普段通る道路を避け大きく迂回し、それでも塩水にタイヤを塗らして家に着く。
ここでも灯油のにおいがする。あれほどの地震である。ここでも灯油をこぼしてしまう者が居ても無理はないだろう。

[ 17:30頃 浸水した多賀城駐屯地より七ヶ浜に向けボートにて自衛隊が展開 ]

家を出るとき声をかけた家の息子(29)が帰宅しており、こちらに気付いたのか声をかけてきた。
お互い大丈夫だったか、と話す。
(「生きていたか」じゃないのはまだ二人ともこの津波の破壊力を把握していなかったからでは無いかと今になって思う。いまなら間違いなく「おお、生きていたか」だ)
聞けば職場からどうにかこうにか家までたどり着いたという。
多賀城は水没していてこの七ヶ浜にはまず帰れないという事を聞いた。親は泊まりだろう。

「それよりさ、なんか灯油のにおいがしないか」
「そうそう 大代(多賀城市に属する、七ヶ浜に接した場所。近くにはさらに仙台港工場地帯を有する)にはもう凄い油が漂ってるよ コンビナートが津波でやられたから」
「それ火事になったらまずくね?」
「今火事になったら絶対に爆発するよ」

この地域には”爆発する恐れがあるときは避難すること”と言う規定がある。

「というかこれ絶対火事になるね」
と私は考える。実はたびたびこのコンビナートは火事になっている。
今現在良く火事になってないな、とすら思ってるほどだ。

お互い気を付けるように、と話を終える。
私は自宅に入ると日が落ちる前に速やかに逃げられるように、寝るところから玄関までの本や物を片付け通路を作った。
「異常なし」というメールを両親から貰う。(携帯(D社)はこの頃まで十分通じた)

 

このころから安否確認ラッシュが始まる。

 

――家族の他にも安否確認のメールはかなりの量で、なおバラバラに着て受信するのに時間がかかる。当然その間、電池は消耗する。受信出来ませんでした、という表示になってしまうまでも電気と時間がかかる。そしてこの状況では電気はかなり貴重だ。
さらに携帯を起動した直後にも”メール受信中・・・”となるため、必要な操作がなかなか行えない状態が続く。もちろん返信にも相当の時間がかかる。つまり電気がかかる。

安否確認はしないのが正しいのだろうか?

安否確認で反応が無いなら助けに行ける、もしくはそれにつながる行為が出来るという状況でないならばしないのも手だ。携帯を見れる状態ならばヘルプは被災者自身が出すと考えられる。
しかし安否確認しないのは相手次第で薄情と思われてしまうかもしれない。人間は合理性で動く生物では無い。難しい所である。

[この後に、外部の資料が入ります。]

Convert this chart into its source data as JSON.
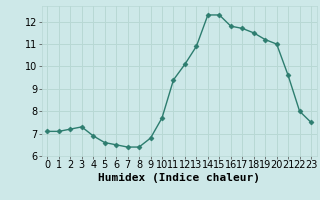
{
  "x": [
    0,
    1,
    2,
    3,
    4,
    5,
    6,
    7,
    8,
    9,
    10,
    11,
    12,
    13,
    14,
    15,
    16,
    17,
    18,
    19,
    20,
    21,
    22,
    23
  ],
  "y": [
    7.1,
    7.1,
    7.2,
    7.3,
    6.9,
    6.6,
    6.5,
    6.4,
    6.4,
    6.8,
    7.7,
    9.4,
    10.1,
    10.9,
    12.3,
    12.3,
    11.8,
    11.7,
    11.5,
    11.2,
    11.0,
    9.6,
    8.0,
    7.5
  ],
  "line_color": "#2d7d6f",
  "marker": "D",
  "marker_size": 2.5,
  "linewidth": 1.0,
  "xlabel": "Humidex (Indice chaleur)",
  "xlim": [
    -0.5,
    23.5
  ],
  "ylim": [
    6.0,
    12.7
  ],
  "yticks": [
    6,
    7,
    8,
    9,
    10,
    11,
    12
  ],
  "xtick_labels": [
    "0",
    "1",
    "2",
    "3",
    "4",
    "5",
    "6",
    "7",
    "8",
    "9",
    "10",
    "11",
    "12",
    "13",
    "14",
    "15",
    "16",
    "17",
    "18",
    "19",
    "20",
    "21",
    "22",
    "23"
  ],
  "background_color": "#cde8e8",
  "grid_color": "#b8d8d4",
  "tick_fontsize": 7,
  "xlabel_fontsize": 8
}
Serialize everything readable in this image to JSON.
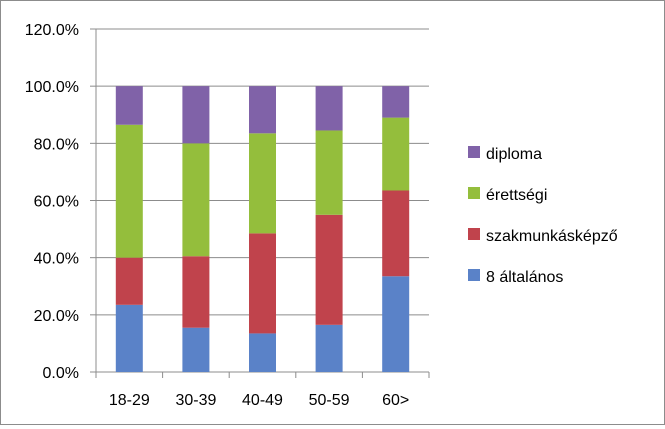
{
  "chart_data": {
    "type": "bar",
    "stacked": true,
    "title": "",
    "xlabel": "",
    "ylabel": "",
    "ylim": [
      0,
      120
    ],
    "ytick_values": [
      0,
      20,
      40,
      60,
      80,
      100,
      120
    ],
    "ytick_labels": [
      "0.0%",
      "20.0%",
      "40.0%",
      "60.0%",
      "80.0%",
      "100.0%",
      "120.0%"
    ],
    "grid": true,
    "legend_position": "right",
    "categories": [
      "18-29",
      "30-39",
      "40-49",
      "50-59",
      "60>"
    ],
    "series": [
      {
        "name": "8 általános",
        "color": "#5a82c8",
        "values": [
          23.5,
          15.5,
          13.5,
          16.5,
          33.5
        ]
      },
      {
        "name": "szakmunkásképző",
        "color": "#c0434c",
        "values": [
          16.5,
          25.0,
          35.0,
          38.5,
          30.0
        ]
      },
      {
        "name": "érettségi",
        "color": "#94be3c",
        "values": [
          46.5,
          39.5,
          35.0,
          29.5,
          25.5
        ]
      },
      {
        "name": "diploma",
        "color": "#8062a8",
        "values": [
          13.5,
          20.0,
          16.5,
          15.5,
          11.0
        ]
      }
    ],
    "legend_order": [
      "diploma",
      "érettségi",
      "szakmunkásképző",
      "8 általános"
    ]
  }
}
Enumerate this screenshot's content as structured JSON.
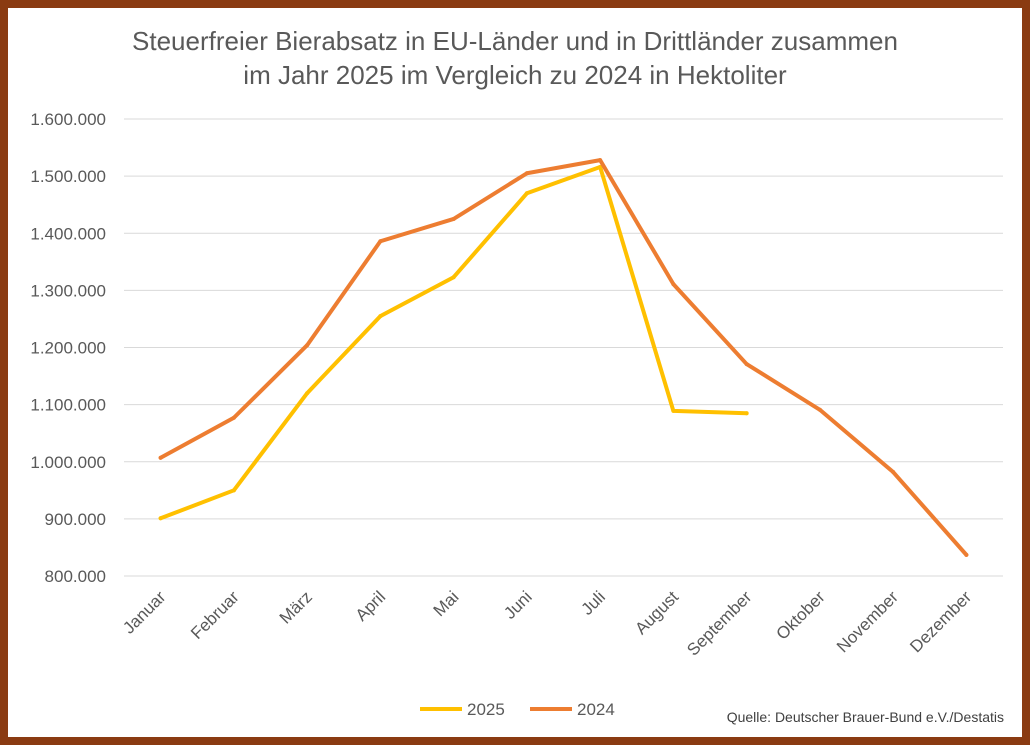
{
  "chart_data": {
    "type": "line",
    "title_lines": [
      "Steuerfreier Bierabsatz in EU-Länder und in Drittländer zusammen",
      "im Jahr 2025 im Vergleich zu 2024 in Hektoliter"
    ],
    "categories": [
      "Januar",
      "Februar",
      "März",
      "April",
      "Mai",
      "Juni",
      "Juli",
      "August",
      "September",
      "Oktober",
      "November",
      "Dezember"
    ],
    "ylim": [
      800000,
      1600000
    ],
    "yticks": [
      800000,
      900000,
      1000000,
      1100000,
      1200000,
      1300000,
      1400000,
      1500000,
      1600000
    ],
    "ytick_labels": [
      "800.000",
      "900.000",
      "1.000.000",
      "1.100.000",
      "1.200.000",
      "1.300.000",
      "1.400.000",
      "1.500.000",
      "1.600.000"
    ],
    "grid": true,
    "legend_position": "bottom",
    "series": [
      {
        "name": "2025",
        "color": "#ffc000",
        "values": [
          901000,
          950000,
          1120000,
          1255000,
          1323000,
          1470000,
          1516000,
          1089000,
          1085000,
          null,
          null,
          null
        ]
      },
      {
        "name": "2024",
        "color": "#ed7d31",
        "values": [
          1007000,
          1077000,
          1204000,
          1386000,
          1425000,
          1505000,
          1528000,
          1311000,
          1171000,
          1091000,
          982000,
          837000
        ]
      }
    ],
    "source": "Quelle: Deutscher Brauer-Bund e.V./Destatis"
  },
  "frame_color": "#8a3b12"
}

一通一通を受信できませんでした、受信できませんでした、受信しました、受信できませんでした、とノロノロ表示する携帯にいらだちながらも、こっちもこっちで薄情と思われないように返信する。
”なんでこいつらこんなに大げさに生死確認してくるんだ”と疑問を持った。”まるで被災者扱いだな”と。

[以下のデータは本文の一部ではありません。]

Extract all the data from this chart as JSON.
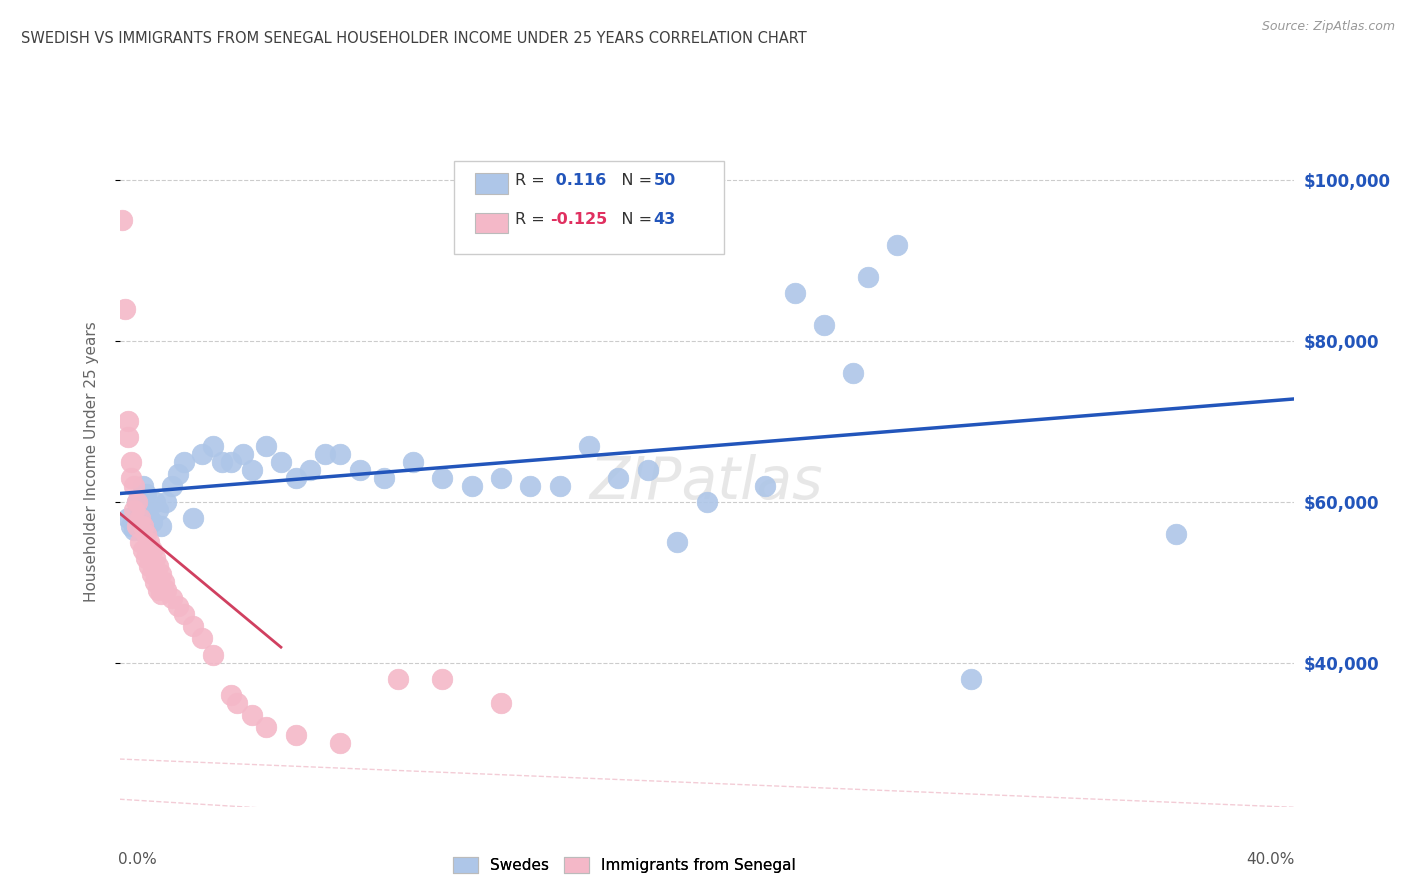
{
  "title": "SWEDISH VS IMMIGRANTS FROM SENEGAL HOUSEHOLDER INCOME UNDER 25 YEARS CORRELATION CHART",
  "source": "Source: ZipAtlas.com",
  "ylabel": "Householder Income Under 25 years",
  "ytick_values": [
    40000,
    60000,
    80000,
    100000
  ],
  "legend_bottom": [
    "Swedes",
    "Immigrants from Senegal"
  ],
  "swedes_color": "#aec6e8",
  "senegal_color": "#f4b8c8",
  "swedes_line_color": "#2255bb",
  "senegal_line_color": "#d04060",
  "confband_color": "#f0c0cc",
  "title_color": "#404040",
  "right_axis_color": "#2255bb",
  "xlim": [
    0.0,
    0.4
  ],
  "ylim": [
    22000,
    108000
  ],
  "swedes_scatter": [
    [
      0.003,
      58000
    ],
    [
      0.004,
      57000
    ],
    [
      0.005,
      56500
    ],
    [
      0.006,
      60000
    ],
    [
      0.007,
      59000
    ],
    [
      0.008,
      62000
    ],
    [
      0.009,
      61000
    ],
    [
      0.01,
      58000
    ],
    [
      0.011,
      57500
    ],
    [
      0.012,
      60000
    ],
    [
      0.013,
      59000
    ],
    [
      0.014,
      57000
    ],
    [
      0.016,
      60000
    ],
    [
      0.018,
      62000
    ],
    [
      0.02,
      63500
    ],
    [
      0.022,
      65000
    ],
    [
      0.025,
      58000
    ],
    [
      0.028,
      66000
    ],
    [
      0.032,
      67000
    ],
    [
      0.035,
      65000
    ],
    [
      0.038,
      65000
    ],
    [
      0.042,
      66000
    ],
    [
      0.045,
      64000
    ],
    [
      0.05,
      67000
    ],
    [
      0.055,
      65000
    ],
    [
      0.06,
      63000
    ],
    [
      0.065,
      64000
    ],
    [
      0.07,
      66000
    ],
    [
      0.075,
      66000
    ],
    [
      0.082,
      64000
    ],
    [
      0.09,
      63000
    ],
    [
      0.1,
      65000
    ],
    [
      0.11,
      63000
    ],
    [
      0.12,
      62000
    ],
    [
      0.13,
      63000
    ],
    [
      0.14,
      62000
    ],
    [
      0.15,
      62000
    ],
    [
      0.16,
      67000
    ],
    [
      0.17,
      63000
    ],
    [
      0.18,
      64000
    ],
    [
      0.19,
      55000
    ],
    [
      0.2,
      60000
    ],
    [
      0.22,
      62000
    ],
    [
      0.23,
      86000
    ],
    [
      0.24,
      82000
    ],
    [
      0.25,
      76000
    ],
    [
      0.255,
      88000
    ],
    [
      0.265,
      92000
    ],
    [
      0.29,
      38000
    ],
    [
      0.36,
      56000
    ]
  ],
  "senegal_scatter": [
    [
      0.001,
      95000
    ],
    [
      0.002,
      84000
    ],
    [
      0.003,
      70000
    ],
    [
      0.003,
      68000
    ],
    [
      0.004,
      65000
    ],
    [
      0.004,
      63000
    ],
    [
      0.005,
      62000
    ],
    [
      0.005,
      59000
    ],
    [
      0.006,
      60000
    ],
    [
      0.006,
      57000
    ],
    [
      0.007,
      58000
    ],
    [
      0.007,
      55000
    ],
    [
      0.008,
      57000
    ],
    [
      0.008,
      54000
    ],
    [
      0.009,
      56000
    ],
    [
      0.009,
      53000
    ],
    [
      0.01,
      55000
    ],
    [
      0.01,
      52000
    ],
    [
      0.011,
      54000
    ],
    [
      0.011,
      51000
    ],
    [
      0.012,
      53000
    ],
    [
      0.012,
      50000
    ],
    [
      0.013,
      52000
    ],
    [
      0.013,
      49000
    ],
    [
      0.014,
      51000
    ],
    [
      0.014,
      48500
    ],
    [
      0.015,
      50000
    ],
    [
      0.016,
      49000
    ],
    [
      0.018,
      48000
    ],
    [
      0.02,
      47000
    ],
    [
      0.022,
      46000
    ],
    [
      0.025,
      44500
    ],
    [
      0.028,
      43000
    ],
    [
      0.032,
      41000
    ],
    [
      0.038,
      36000
    ],
    [
      0.04,
      35000
    ],
    [
      0.045,
      33500
    ],
    [
      0.05,
      32000
    ],
    [
      0.06,
      31000
    ],
    [
      0.075,
      30000
    ],
    [
      0.095,
      38000
    ],
    [
      0.11,
      38000
    ],
    [
      0.13,
      35000
    ]
  ],
  "swedes_line": [
    [
      0.0,
      57000
    ],
    [
      0.4,
      63500
    ]
  ],
  "senegal_line": [
    [
      0.0,
      57500
    ],
    [
      0.05,
      50000
    ]
  ],
  "confband_line1": [
    [
      0.02,
      20000
    ],
    [
      0.4,
      15000
    ]
  ],
  "confband_line2": [
    [
      0.0,
      25000
    ],
    [
      0.3,
      5000
    ]
  ]
}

私は何が起きてるのか解らない。ラジオは僅かに残った車のガソリンをつかって聞くしか無いため温存。携帯のワンセグ機能もまた電気が無いため貴重と判断し、引っ張ることにした。いずれ自然と停電がもたらすヒマに耐えられなくなるときが来たりするかもしれない。

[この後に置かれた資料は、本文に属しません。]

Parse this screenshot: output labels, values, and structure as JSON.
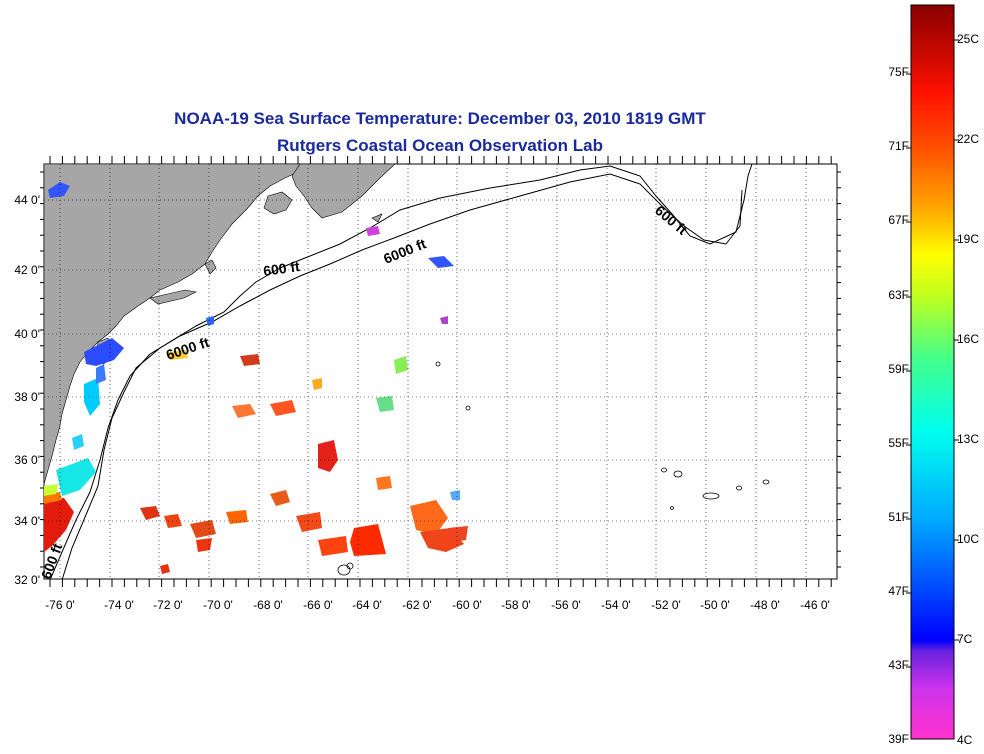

帰りに運転している間ラジオを聞いていたはずだが、恐ろしい事に記憶が全く無い。抜け落ちている。一変した景色に目だけでは無く耳も奪われたのだろうか。

 

なにせ日が落ちたら真っ暗である。寝る以外は無い。暗いのが続くと眠気も出てくる。
メールの送受信に10分かかる頃になるとさすがに疲れて来るし、いつの間にか灯油のにおいにも慣れていた。とりあえず余震と爆発に対応するよう窓の近くで寝ないように布団を配置し、さっさと寝ることする。

なんだか長い1日だった。

 

おやすみなさい。

 

 

[ 20:00頃 JX日鉱日石エネルギー仙台製油所※より火災発生 ]

 

※JX日鉱日石エネルギー仙台製油所・・東北の灯油、ガソリン需要量半分を精製する巨大な製油所。仙台以外に多賀城市や七ヶ浜町に敷地が及ぶ。